Step Up Revolution (2012)

Courtesy of Wikipedia
Director: Scott Speer
Genre: Drama, Romance, Music
Rating: C

Over the course of four movies the Step Up franchise has shown us how the power of dance can overcome all of the world's evils: poverty, evil overbearing parental figures, and poverty.  What?  There are no other evils in the world, and dancing of course solves all.

Step Up Revolution takes the franchise out of New York and into Miami.  Here longtime friends Sean (Guzman) and Eddie (Gabriel) have formed a flash mob dance group, called The Mob.  The group is part of some sort of Youtube contest, where the first video to get to ten million hits whens a butt load of money.  Enter Emily Anderson (McCormick), the daughter of real-estate tycoon Bill Anderson (Gallagher).  Bill is trying to buy up a lot of land in Miami where the Mob's community lives so that he can build a new fancy hotel.  The Mob is against this and as is Emily - Emily dreams of being a dancer, while her father is trying to push her into entering into business with him.  She chooses dance, and in doing so begins to help The Mob politicize their dance, and embarks on a relationship with Sean.
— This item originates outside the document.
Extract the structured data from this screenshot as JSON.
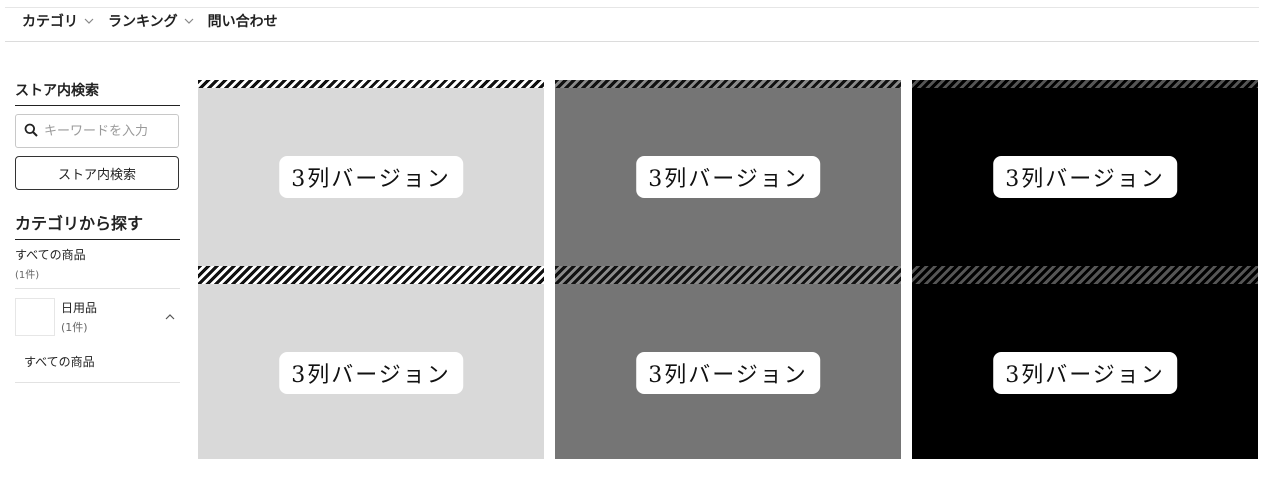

You don't go to a Step Up movie for the plot.  Really, the plot's been some variation of the same thing for the last three movies (which in turn were only a twist of the plot in the first movie), and the actors are hired more for their dance ability than their acting. Their dance ability, by the way, is awesome.  I mean it, some of these people are phenomenal dancers and the stuff that they do just blows your mind.  In each of the Step Up movies there's one dance that just amazes you - in this one my favourite was when they flash mob the art gallery (and the way the curator reacts made me think that the group could have regularly done that and it'd be fine).  The movie is worth checking out for that one scene.  I did, however, have a problem with the 3D in this movie; it looked a bit shoddy at parts and made some of the shooting a bit shaky.  When the important part about a movie is the dancing it's kind of a bad thing when the effects added to it really take away from said dancing.

What else to say about this movie... the acting is not that great.  This is the first movie for the two leads, McCormick and Guzman, and the first major role for Gabriel, so I guess you can't really expect too much.  I wasn't disappointed in them so much as I was disappointed in Peter Gallagher.  The rest of the cast was a bunch of dancers just venturing into the acting scene.  Peter Gallagher's been around for awhile now and I kind of wonder why he does movies like this - kind of, until I look at his actual filmography and see that most of his movies aren't exactly blockbusters.  Peter, really, just say no to sequels.